In what might be described as the journalism equivalent of ambulance chasing, the Washington Post is inviting readers to tell it how their lives have been ruined by President Trump’s executive order on immigration. The Post’s main web page includes this:

Are you, or someone you know, affected by President Trump’s executive order banning refugees and migrants from the U.S.? Share your story with us.

If you follow the link, you get this screen:

Are you, or someone you know, affected by President Trump’s travel restrictions?

President Trump issued an executive order barring refugees and migrants from predominantly Muslim countries from entry into the United States. If this affects you or someone you know, The Washington Post wants to hear from you.


Name *

Who is affected and why? *

Explain your/their situation to us in as much detail as you can provide. *
For example, if the person affected is currently detained at an airport, left in limbo during travel, etc.

How can we reach you or the person affected by the order?
Please provide contact information – phone, email, or both – which a reporter may use to get in touch and learn more. We will not publish your contact information.


Reader response may already be robust. The main page currently contains these stories: “She was barred from visiting her sick mother” and “‘Trump destroyed my life’” and “‘We’re second-class citizens’” and “He was days from moving to the U.S.”

I’ve been reading the Post for 55 years. I don’t recall the paper ever running individualized story after individualized story about how particular people have been affected by a government policy. Nor do I recall the Post ever soliciting such stories.

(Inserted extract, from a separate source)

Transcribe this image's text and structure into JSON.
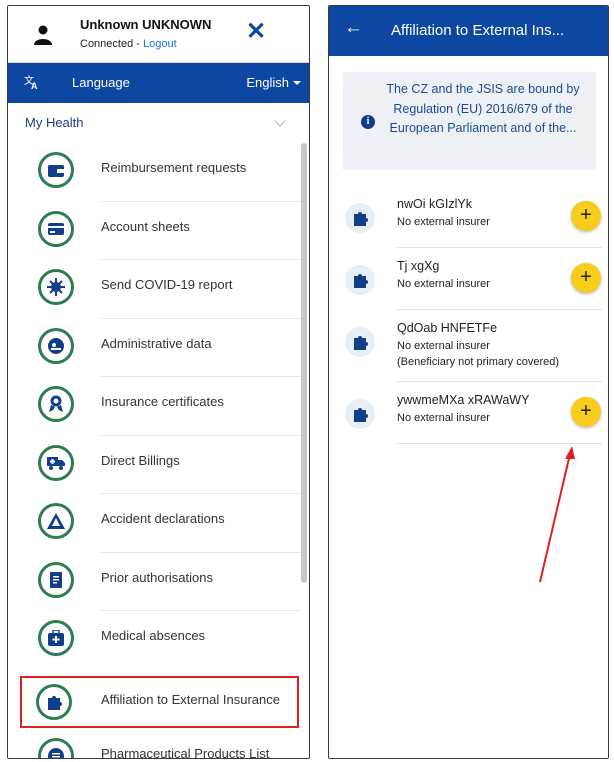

I also don’t recall the Post engaging in this sort of journalism when Donald Trump intervened to prevent companies from moving plants from the U.S. to foreign countries. The Post easily could have run multiple stories about workers whose jobs Trump saved, thereby rescuing their economic situation. The Post could have elicited information about the dire consequences particular people would have faced if the company had moved its operation abroad.

To the best of my recollection, the Post didn’t do so.

It can’t be that the Washington Post is out to get our new president, can it?